Rod Meade Sperry reflects on the compassion and difficulty of changing your diet to vegan.
Once upon a time, I was a vegan. That lasted maybe three months, max. I did better with vegetarianism – something like sixteen years or so. But I had a hard time with depression, and so started I started eating fish, so long as it was rich with Omega-3s. Then the circle widened to more fish, and then shellfish. Then, after some years, I started eating turkey, and so on…. Not a good vegan, no, but one hell of a backslider.
If you’re like me – an animal lover who’s trying to lessen suffering and cultivate a more compassionate mind – you might find that this all starts to feel more and more untenable. And so yesterday morning I said to my wife that I wanted to turn things back around, whatever that might ultimately mean.

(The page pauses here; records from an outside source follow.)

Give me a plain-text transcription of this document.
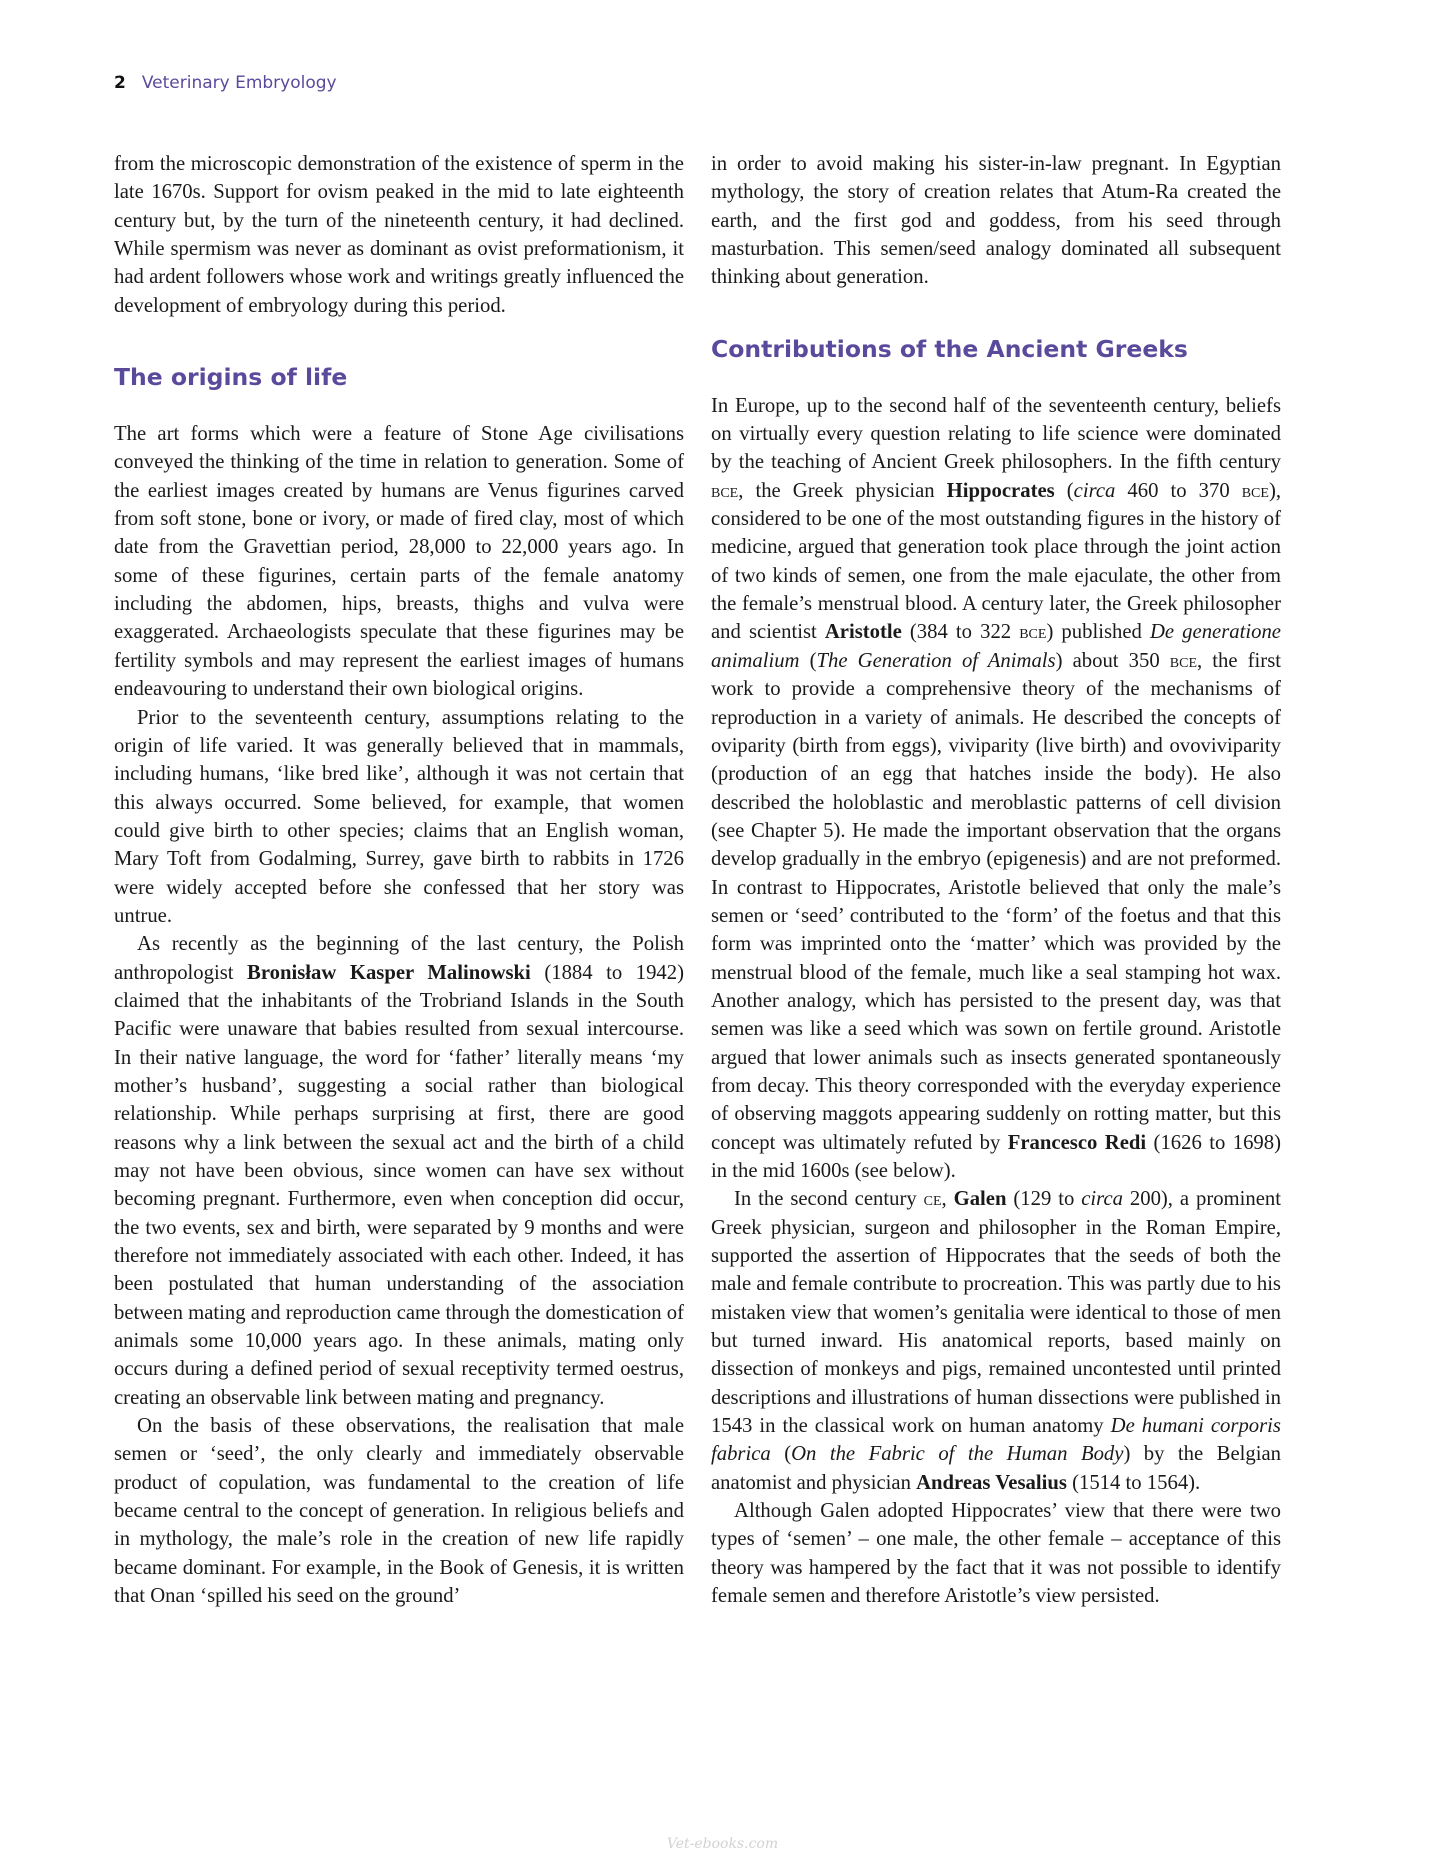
2 Veterinary Embryology

from the microscopic demonstration of the existence of sperm in the late 1670s. Support for ovism peaked in the mid to late eighteenth century but, by the turn of the nineteenth century, it had declined. While spermism was never as dominant as ovist preformationism, it had ardent followers whose work and writings greatly influenced the development of embryology during this period.

The origins of life

The art forms which were a feature of Stone Age civilisations conveyed the thinking of the time in relation to generation. Some of the earliest images created by humans are Venus figurines carved from soft stone, bone or ivory, or made of fired clay, most of which date from the Gravettian period, 28,000 to 22,000 years ago. In some of these figurines, certain parts of the female anatomy including the abdomen, hips, breasts, thighs and vulva were exaggerated. Archaeologists speculate that these figurines may be fertility symbols and may represent the earliest images of humans endeavouring to understand their own biological origins.

Prior to the seventeenth century, assumptions relating to the origin of life varied. It was generally believed that in mammals, including humans, ‘like bred like’, although it was not certain that this always occurred. Some believed, for example, that women could give birth to other species; claims that an English woman, Mary Toft from Godalming, Surrey, gave birth to rabbits in 1726 were widely accepted before she confessed that her story was untrue.

As recently as the beginning of the last century, the Polish anthropologist Bronisław Kasper Malinowski (1884 to 1942) claimed that the inhabitants of the Trobriand Islands in the South Pacific were unaware that babies resulted from sexual intercourse. In their native language, the word for ‘father’ literally means ‘my mother’s husband’, suggesting a social rather than biological relationship. While perhaps surprising at first, there are good reasons why a link between the sexual act and the birth of a child may not have been obvious, since women can have sex without becoming pregnant. Furthermore, even when conception did occur, the two events, sex and birth, were separated by 9 months and were therefore not immediately associated with each other. Indeed, it has been postulated that human understanding of the association between mating and reproduction came through the domestication of animals some 10,000 years ago. In these animals, mating only occurs during a defined period of sexual receptivity termed oestrus, creating an observable link between mating and pregnancy.

On the basis of these observations, the realisation that male semen or ‘seed’, the only clearly and immediately observable product of copulation, was fundamental to the creation of life became central to the concept of generation. In religious beliefs and in mythology, the male’s role in the creation of new life rapidly became dominant. For example, in the Book of Genesis, it is written that Onan ‘spilled his seed on the ground’

in order to avoid making his sister-in-law pregnant. In Egyptian mythology, the story of creation relates that Atum-Ra created the earth, and the first god and goddess, from his seed through masturbation. This semen/seed analogy dominated all subsequent thinking about generation.

Contributions of the Ancient Greeks

In Europe, up to the second half of the seventeenth century, beliefs on virtually every question relating to life science were dominated by the teaching of Ancient Greek philosophers. In the fifth century bce, the Greek physician Hippocrates (circa 460 to 370 bce), considered to be one of the most outstanding figures in the history of medicine, argued that generation took place through the joint action of two kinds of semen, one from the male ejaculate, the other from the female’s menstrual blood. A century later, the Greek philosopher and scientist Aristotle (384 to 322 bce) published De generatione animalium (The Generation of Animals) about 350 bce, the first work to provide a comprehensive theory of the mechanisms of reproduction in a variety of animals. He described the concepts of oviparity (birth from eggs), viviparity (live birth) and ovoviviparity (production of an egg that hatches inside the body). He also described the holoblastic and meroblastic patterns of cell division (see Chapter 5). He made the important observation that the organs develop gradually in the embryo (epigenesis) and are not preformed. In contrast to Hippocrates, Aristotle believed that only the male’s semen or ‘seed’ contributed to the ‘form’ of the foetus and that this form was imprinted onto the ‘matter’ which was provided by the menstrual blood of the female, much like a seal stamping hot wax. Another analogy, which has persisted to the present day, was that semen was like a seed which was sown on fertile ground. Aristotle argued that lower animals such as insects generated spontaneously from decay. This theory corresponded with the everyday experience of observing maggots appearing suddenly on rotting matter, but this concept was ultimately refuted by Francesco Redi (1626 to 1698) in the mid 1600s (see below).

In the second century ce, Galen (129 to circa 200), a prominent Greek physician, surgeon and philosopher in the Roman Empire, supported the assertion of Hippocrates that the seeds of both the male and female contribute to procreation. This was partly due to his mistaken view that women’s genitalia were identical to those of men but turned inward. His anatomical reports, based mainly on dissection of monkeys and pigs, remained uncontested until printed descriptions and illustrations of human dissections were published in 1543 in the classical work on human anatomy De humani corporis fabrica (On the Fabric of the Human Body) by the Belgian anatomist and physician Andreas Vesalius (1514 to 1564).

Although Galen adopted Hippocrates’ view that there were two types of ‘semen’ – one male, the other female – acceptance of this theory was hampered by the fact that it was not possible to identify female semen and therefore Aristotle’s view persisted.

Vet-ebooks.com
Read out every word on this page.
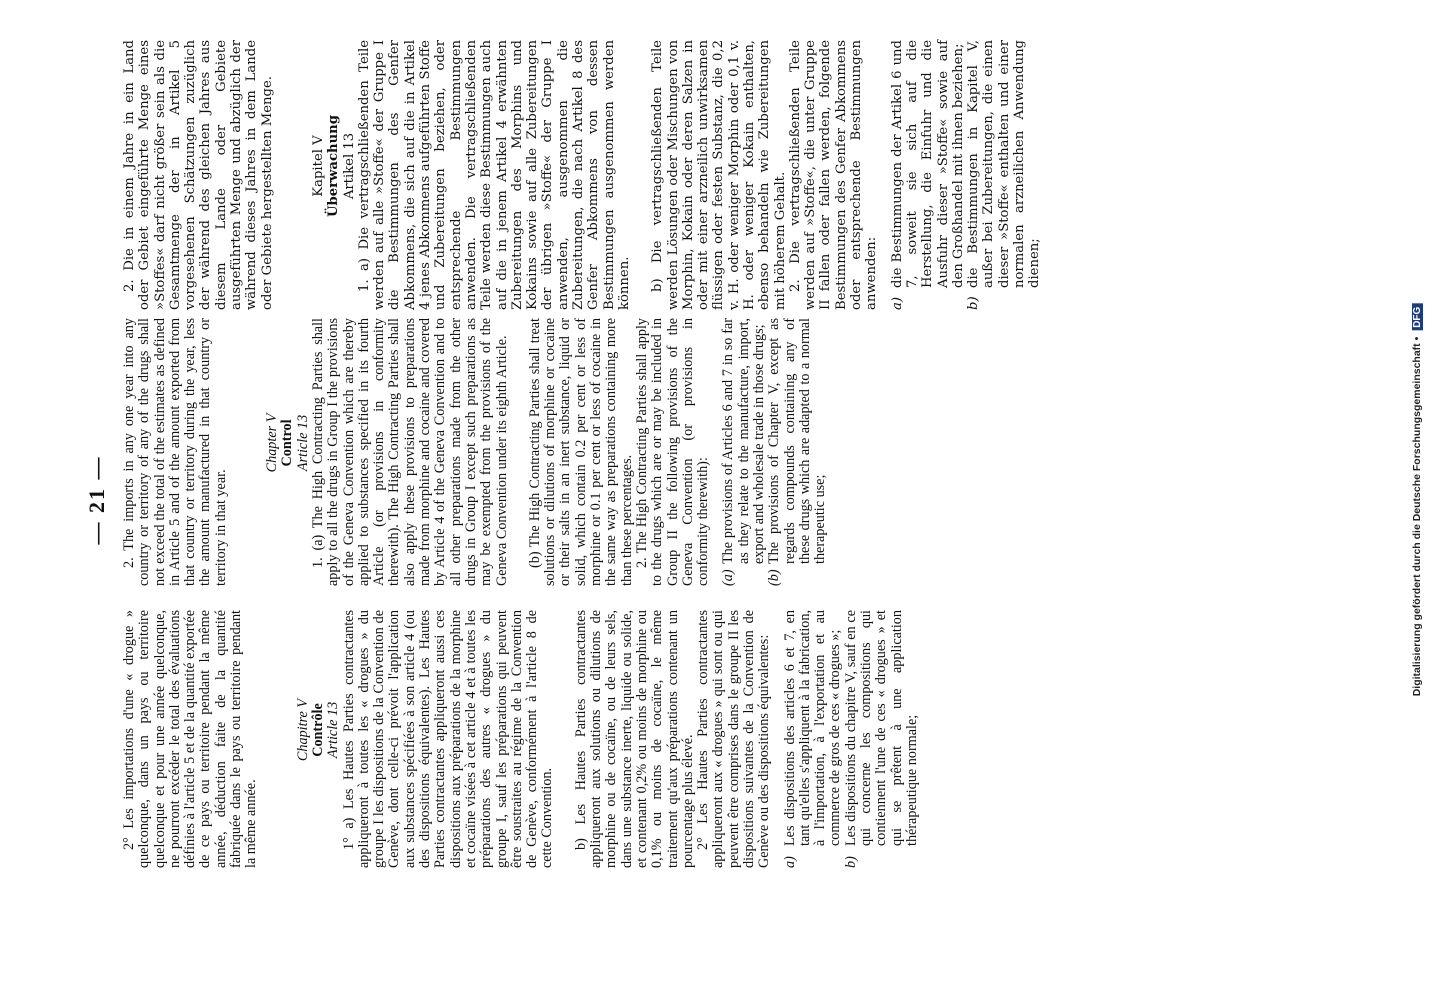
— 21 —

2° Les importations d'une « drogue » quelconque, dans un pays ou territoire quelconque et pour une année quelconque, ne pourront excéder le total des évaluations définies à l'article 5 et de la quantité exportée de ce pays ou territoire pendant la même année, déduction faite de la quantité fabriquée dans le pays ou territoire pendant la même année.

Chapitre V Contrôle Article 13 1° a) Les Hautes Parties contractantes appliqueront à toutes les « drogues » du groupe I les dispositions de la Convention de Genève, dont celle-ci prévoit l'application aux substances spécifiées à son article 4 (ou des dispositions équivalentes). Les Hautes Parties contractantes appliqueront aussi ces dispositions aux préparations de la morphine et cocaïne visées à cet article 4 et à toutes les préparations des autres « drogues » du groupe I, sauf les préparations qui peuvent être soustraites au régime de la Convention de Genève, conformément à l'article 8 de cette Convention. b) Les Hautes Parties contractantes appliqueront aux solutions ou dilutions de morphine ou de cocaïne, ou de leurs sels, dans une substance inerte, liquide ou solide, et contenant 0,2% ou moins de morphine ou 0,1% ou moins de cocaïne, le même traitement qu'aux préparations contenant un pourcentage plus élevé. 2° Les Hautes Parties contractantes appliqueront aux « drogues » qui sont ou qui peuvent être comprises dans le groupe II les dispositions suivantes de la Convention de Genève ou des dispositions équivalentes: a)
Les dispositions des articles 6 et 7, en tant qu'elles s'appliquent à la fabrication, à l'importation, à l'exportation et au commerce de gros de ces « drogues »;
b)
Les dispositions du chapitre V, sauf en ce qui concerne les compositions qui contiennent l'une de ces « drogues » et qui se prêtent à une application thérapeutique normale;

2. The imports in any one year into any country or territory of any of the drugs shall not exceed the total of the estimates as defined in Article 5 and of the amount exported from that country or territory during the year, less the amount manufactured in that country or territory in that year.

Chapter V Control Article 13 1. (a) The High Contracting Parties shall apply to all the drugs in Group I the provisions of the Geneva Convention which are thereby applied to substances specified in its fourth Article (or provisions in conformity therewith). The High Contracting Parties shall also apply these provisions to preparations made from morphine and cocaine and covered by Article 4 of the Geneva Convention and to all other preparations made from the other drugs in Group I except such preparations as may be exempted from the provisions of the Geneva Convention under its eighth Article. (b) The High Contracting Parties shall treat solutions or dilutions of morphine or cocaine or their salts in an inert substance, liquid or solid, which contain 0.2 per cent or less of morphine or 0.1 per cent or less of cocaine in the same way as preparations containing more than these percentages. 2. The High Contracting Parties shall apply to the drugs which are or may be included in Group II the following provisions of the Geneva Convention (or provisions in conformity therewith): (a)
The provisions of Articles 6 and 7 in so far as they relate to the manufacture, import, export and wholesale trade in those drugs;
(b)
The provisions of Chapter V, except as regards compounds containing any of these drugs which are adapted to a normal therapeutic use;

2. Die in einem Jahre in ein Land oder Gebiet eingeführte Menge eines »Stoffes« darf nicht größer sein als die Gesamtmenge der in Artikel 5 vorgesehenen Schätzungen zuzüglich der während des gleichen Jahres aus diesem Lande oder Gebiete ausgeführten Menge und abzüglich der während dieses Jahres in dem Lande oder Gebiete hergestellten Menge.	Kapitel V Überwachung Artikel 13 1. a) Die vertragschließenden Teile werden auf alle »Stoffe« der Gruppe I die Bestimmungen des Genfer Abkommens, die sich auf die in Artikel 4 jenes Abkommens aufgeführten Stoffe und Zubereitungen beziehen, oder entsprechende Bestimmungen anwenden. Die vertragschließenden Teile werden diese Bestimmungen auch auf die in jenem Artikel 4 erwähnten Zubereitungen des Morphins und Kokains sowie auf alle Zubereitungen der übrigen »Stoffe« der Gruppe I anwenden, ausgenommen die Zubereitungen, die nach Artikel 8 des Genfer Abkommens von dessen Bestimmungen ausgenommen werden können. b) Die vertragschließenden Teile werden Lösungen oder Mischungen von Morphin, Kokain oder deren Salzen in oder mit einer arzneilich unwirksamen flüssigen oder festen Substanz, die 0,2 v. H. oder weniger Morphin oder 0,1 v. H. oder weniger Kokain enthalten, ebenso behandeln wie Zubereitungen mit höherem Gehalt. 2. Die vertragschließenden Teile werden auf »Stoffe«, die unter Gruppe II fallen oder fallen werden, folgende Bestimmungen des Genfer Abkommens oder entsprechende Bestimmungen anwenden: a)
die Bestimmungen der Artikel 6 und 7, soweit sie sich auf die Herstellung, die Einfuhr und die Ausfuhr dieser »Stoffe« sowie auf den Großhandel mit ihnen beziehen;
b)
die Bestimmungen in Kapitel V, außer bei Zubereitungen, die einen dieser »Stoffe« enthalten und einer normalen arzneilichen Anwendung dienen;
Digitalisierung gefördert durch die Deutsche Forschungsgemeinschaft • DFG
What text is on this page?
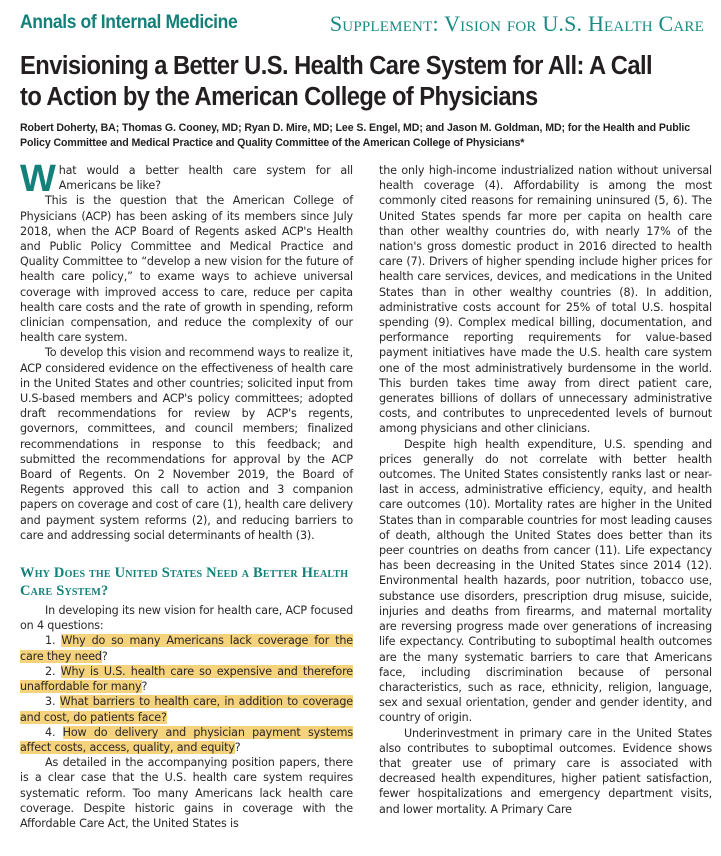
Annals of Internal Medicine	Supplement: Vision for U.S. Health Care
Envisioning a Better U.S. Health Care System for All: A Call to Action by the American College of Physicians
Robert Doherty, BA; Thomas G. Cooney, MD; Ryan D. Mire, MD; Lee S. Engel, MD; and Jason M. Goldman, MD; for the Health and Public Policy Committee and Medical Practice and Quality Committee of the American College of Physicians*

What would a better health care system for all Americans be like?

This is the question that the American College of Physicians (ACP) has been asking of its members since July 2018, when the ACP Board of Regents asked ACP's Health and Public Policy Committee and Medical Practice and Quality Committee to “develop a new vision for the future of health care policy,” to exame ways to achieve universal coverage with improved access to care, reduce per capita health care costs and the rate of growth in spending, reform clinician compensation, and reduce the complexity of our health care system.

To develop this vision and recommend ways to realize it, ACP considered evidence on the effectiveness of health care in the United States and other countries; solicited input from U.S-based members and ACP's policy committees; adopted draft recommendations for review by ACP's regents, governors, committees, and council members; finalized recommendations in response to this feedback; and submitted the recommendations for approval by the ACP Board of Regents. On 2 November 2019, the Board of Regents approved this call to action and 3 companion papers on coverage and cost of care (1), health care delivery and payment system reforms (2), and reducing barriers to care and addressing social determinants of health (3).

Why Does the United States Need a Better Health Care System?

In developing its new vision for health care, ACP focused on 4 questions:

1. Why do so many Americans lack coverage for the care they need?

2. Why is U.S. health care so expensive and therefore unaffordable for many?

3. What barriers to health care, in addition to coverage and cost, do patients face?

4. How do delivery and physician payment systems affect costs, access, quality, and equity?

As detailed in the accompanying position papers, there is a clear case that the U.S. health care system requires systematic reform. Too many Americans lack health care coverage. Despite historic gains in coverage with the Affordable Care Act, the United States is

the only high-income industrialized nation without universal health coverage (4). Affordability is among the most commonly cited reasons for remaining uninsured (5, 6). The United States spends far more per capita on health care than other wealthy countries do, with nearly 17% of the nation's gross domestic product in 2016 directed to health care (7). Drivers of higher spending include higher prices for health care services, devices, and medications in the United States than in other wealthy countries (8). In addition, administrative costs account for 25% of total U.S. hospital spending (9). Complex medical billing, documentation, and performance reporting requirements for value-based payment initiatives have made the U.S. health care system one of the most administratively burdensome in the world. This burden takes time away from direct patient care, generates billions of dollars of unnecessary administrative costs, and contributes to unprecedented levels of burnout among physicians and other clinicians.

Despite high health expenditure, U.S. spending and prices generally do not correlate with better health outcomes. The United States consistently ranks last or near-last in access, administrative efficiency, equity, and health care outcomes (10). Mortality rates are higher in the United States than in comparable countries for most leading causes of death, although the United States does better than its peer countries on deaths from cancer (11). Life expectancy has been decreasing in the United States since 2014 (12). Environmental health hazards, poor nutrition, tobacco use, substance use disorders, prescription drug misuse, suicide, injuries and deaths from firearms, and maternal mortality are reversing progress made over generations of increasing life expectancy. Contributing to suboptimal health outcomes are the many systematic barriers to care that Americans face, including discrimination because of personal characteristics, such as race, ethnicity, religion, language, sex and sexual orientation, gender and gender identity, and country of origin.

Underinvestment in primary care in the United States also contributes to suboptimal outcomes. Evidence shows that greater use of primary care is associated with decreased health expenditures, higher patient satisfaction, fewer hospitalizations and emergency department visits, and lower mortality. A Primary Care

(Being the wonderful and supportive person she is, she’s game.) I know it’s not going to be easy. But then, later in the day, I saw this article, titled “On Becoming a Vegan,” written by my friend the good Dr. Nicholas Ribush and published by Mandala magazine. As he writes there,
My attachment to meat prevented me from looking at the issue objectively. I hid behind my ignorance. But since the advent of YouTube, there’s really no excuse, nowhere to hide. Search for videos with the terms “meat cruelty,” “animal cruelty,” “beef cruelty,” “pig cruelty,” “chicken cruelty” and so forth and you’ll see.
The experience of watching these was what I imagine a realization must be like. Of course, I have no Dharma realizations; this was kind of a worldly one. A sudden, deep, life changing understanding that led me to declare to my wife, Wendy, “I’m never eating meat again. I want no part of this entire process.” I defy you to watch these videos and not be moved.
And: he’s stuck to it, even going all the way to veganism.
Much of what Dr. Nick is saying comes from his Tibetan Buddhist perspective – which you may or may not relate to, but the main thing is that it’s born of A) facts about the very ugly truth about meat and animal-products, and B) a truly positive motivation. It’s inspiring, and he includes a couple of helpful links for those who want to explore alternative ways of feeding themselves.